Heavily affected by the burgeoning civil rights movement and his relationship with militant vocalist Abbey Lincoln (to whom he would be married from 1962 to 1970), Roach recorded We Insist! Max Roach's Freedom Now Suite, a seven-part quislingism with Oscar Brown, Jr., in 1960, and he would go on to compose works that used solo and chorale voices. Throughout the 1960s, Roach was a committed political social reformer, and that, along with the general slump of sake in wind, reduced his musical profile, although he continued to record periodically for Impulse! and Atlantic. In 1970, Roach took some other circular and formed M'Boom, a ten-piece pleximetry ensemble that borrowed languages and timbres from classic contemporary medicine and continued to do well into the '90s. Interested in the vanguard, Roach recorded with the likes of Anthony Braxton, Archie Shepp and Cecil Taylor in the late '70s, though the results were mostly issued on erratically distributed foreign labels. In the 1980s, he began to experiment with a forked quadruplet (with Odean Pope, Cecil Bridgewater and Tyrone Brown) -- his veritable jazz quaternity combined with the partly improvising Uptown String Quartet (which includes his girl Maxine on viola).
The late '80s and '90s constitute Roach entry extra projects care a double-CD twosome concert with a sadly faded Dizzy Gillespie, the much more successful To the Max, which combined several of Roach's various groups and idioms, and a huge, uneven concerto for metal drum soloist and symphony orchestra orchestra, "Festival Journey." He toured with his quartette into the 2000s, and continued to record or compose until a few age ahead his death in 2007. Roach was outside the cognisance of most wind historians since the 1960s, and refused to be bound or secured into some miserly short recess of history. That made him a rarefied, unclassifiable, treasurable engender of cat.
Grammys set a date
Fire Town
Artist: Fire Town
Genre(s):
Rock
Discography:
Good Life
Year: 2007
Tracks: 10
Madison, WI's Fire Town is chiefly remembered because of the band's relation to Garbage. Comprised of Duke Erikson (vocals, guitar), Phil Davis (vocals, guitar), and Butch Vig (drums, percussion, mount vocals), Fire Town's light, jangly crop up fed college wireless with some other dose of tintinnabulation guitars and folk-rock harmonies in the later '80s. Vig and Erikson were previously in the radical Spooner.
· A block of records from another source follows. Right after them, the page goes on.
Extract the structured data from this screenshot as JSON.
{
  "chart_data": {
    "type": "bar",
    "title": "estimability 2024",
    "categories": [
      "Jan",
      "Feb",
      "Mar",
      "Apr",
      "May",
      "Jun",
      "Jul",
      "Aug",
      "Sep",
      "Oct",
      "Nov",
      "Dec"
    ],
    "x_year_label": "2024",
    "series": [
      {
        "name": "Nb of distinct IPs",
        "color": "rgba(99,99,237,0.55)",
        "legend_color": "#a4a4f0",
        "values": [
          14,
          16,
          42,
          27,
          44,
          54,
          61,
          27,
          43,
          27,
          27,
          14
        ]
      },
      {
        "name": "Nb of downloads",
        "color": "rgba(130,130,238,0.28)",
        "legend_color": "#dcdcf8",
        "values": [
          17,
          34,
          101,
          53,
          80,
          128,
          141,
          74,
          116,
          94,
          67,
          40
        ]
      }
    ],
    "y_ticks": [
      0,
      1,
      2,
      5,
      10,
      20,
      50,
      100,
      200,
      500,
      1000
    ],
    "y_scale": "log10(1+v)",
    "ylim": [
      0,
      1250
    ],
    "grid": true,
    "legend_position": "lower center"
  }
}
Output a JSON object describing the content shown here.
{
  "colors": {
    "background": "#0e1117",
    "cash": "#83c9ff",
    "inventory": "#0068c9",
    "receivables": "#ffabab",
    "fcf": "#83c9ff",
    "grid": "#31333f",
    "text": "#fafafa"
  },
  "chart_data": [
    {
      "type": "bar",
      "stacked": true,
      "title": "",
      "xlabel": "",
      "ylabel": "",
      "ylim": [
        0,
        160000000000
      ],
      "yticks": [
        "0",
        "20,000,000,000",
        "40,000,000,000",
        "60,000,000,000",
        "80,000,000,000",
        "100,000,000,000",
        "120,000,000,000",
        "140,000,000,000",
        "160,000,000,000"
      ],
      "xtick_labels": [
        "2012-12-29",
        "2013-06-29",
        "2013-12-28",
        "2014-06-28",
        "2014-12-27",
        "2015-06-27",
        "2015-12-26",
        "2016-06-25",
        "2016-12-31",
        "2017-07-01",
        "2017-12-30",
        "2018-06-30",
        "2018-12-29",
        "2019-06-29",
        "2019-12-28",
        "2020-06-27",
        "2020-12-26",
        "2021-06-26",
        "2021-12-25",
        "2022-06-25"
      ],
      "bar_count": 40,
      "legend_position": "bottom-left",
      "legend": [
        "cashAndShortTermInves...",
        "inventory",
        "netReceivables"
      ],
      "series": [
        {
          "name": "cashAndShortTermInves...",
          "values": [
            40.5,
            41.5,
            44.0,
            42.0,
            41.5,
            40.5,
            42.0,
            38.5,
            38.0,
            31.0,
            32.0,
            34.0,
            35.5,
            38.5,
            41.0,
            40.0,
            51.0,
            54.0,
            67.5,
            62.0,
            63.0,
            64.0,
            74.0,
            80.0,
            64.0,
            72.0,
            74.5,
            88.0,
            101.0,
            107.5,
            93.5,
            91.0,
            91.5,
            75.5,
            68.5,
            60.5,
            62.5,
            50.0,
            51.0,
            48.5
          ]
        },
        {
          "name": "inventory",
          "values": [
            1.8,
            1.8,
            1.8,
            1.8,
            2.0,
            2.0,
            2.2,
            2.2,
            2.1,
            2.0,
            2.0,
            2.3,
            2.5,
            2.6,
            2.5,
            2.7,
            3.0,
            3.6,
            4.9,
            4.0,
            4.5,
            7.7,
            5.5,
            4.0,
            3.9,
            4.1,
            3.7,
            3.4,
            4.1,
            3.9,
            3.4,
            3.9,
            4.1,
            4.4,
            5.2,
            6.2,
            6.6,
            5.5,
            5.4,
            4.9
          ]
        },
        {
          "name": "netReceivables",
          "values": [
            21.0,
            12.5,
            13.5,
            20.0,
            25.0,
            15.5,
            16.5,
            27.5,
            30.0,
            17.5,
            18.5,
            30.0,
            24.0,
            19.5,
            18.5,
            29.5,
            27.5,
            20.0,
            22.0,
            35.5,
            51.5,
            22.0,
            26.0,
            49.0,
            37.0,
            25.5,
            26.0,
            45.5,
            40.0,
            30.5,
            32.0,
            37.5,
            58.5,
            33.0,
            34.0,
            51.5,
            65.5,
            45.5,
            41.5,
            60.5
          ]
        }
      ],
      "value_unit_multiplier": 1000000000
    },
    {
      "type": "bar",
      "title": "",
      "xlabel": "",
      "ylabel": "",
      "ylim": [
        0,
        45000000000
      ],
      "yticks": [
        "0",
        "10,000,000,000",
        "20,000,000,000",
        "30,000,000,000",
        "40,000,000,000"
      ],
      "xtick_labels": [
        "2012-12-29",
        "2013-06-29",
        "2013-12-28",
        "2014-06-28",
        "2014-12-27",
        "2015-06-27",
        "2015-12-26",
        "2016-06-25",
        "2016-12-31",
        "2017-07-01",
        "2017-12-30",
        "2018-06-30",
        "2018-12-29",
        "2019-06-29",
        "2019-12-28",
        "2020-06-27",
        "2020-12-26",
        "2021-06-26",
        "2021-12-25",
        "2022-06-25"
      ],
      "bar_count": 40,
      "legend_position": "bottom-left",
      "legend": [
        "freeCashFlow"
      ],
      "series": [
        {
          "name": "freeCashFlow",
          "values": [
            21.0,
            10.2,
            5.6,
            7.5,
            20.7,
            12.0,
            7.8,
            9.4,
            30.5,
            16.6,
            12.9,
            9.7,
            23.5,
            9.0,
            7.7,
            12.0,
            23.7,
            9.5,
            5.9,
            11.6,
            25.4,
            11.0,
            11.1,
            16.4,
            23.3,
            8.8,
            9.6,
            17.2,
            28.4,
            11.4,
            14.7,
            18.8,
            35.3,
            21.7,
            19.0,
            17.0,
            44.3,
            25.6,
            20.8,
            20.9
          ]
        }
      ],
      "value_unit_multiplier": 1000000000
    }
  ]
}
After Spooner broke up, Davis, Vig, and Steve Marker (guitars) formed the passing First Person in 1986. A class later, Davis, Vig, and Erikson collaborated again as Fire Town, cathartic the LP In the Heart of the Heart Country. The album received praise from Rolling Stone magazine; however, it was as well tame regular for pre-grunge alternative wireless. The television for "Carry the Torch" concisely snared MTV's care, just Fire Town was baffled in a soaker of similar-sounding artists. Fire Town recorded some other album, 1989's Good Life, before calling it quits. In the early '90s, Vig's production work on albums from Nirvana, the Smashing Pumpkins, and L7 heightened his status within the alternative rock-and-roll community. Vig reunited with Erikson and Marker in the toughie band Rectal Drip, essentially a fill out mathematical group for canceled gigs. The iII became Garbage in 1993, adding vocalizer Shirley Manson in 1994.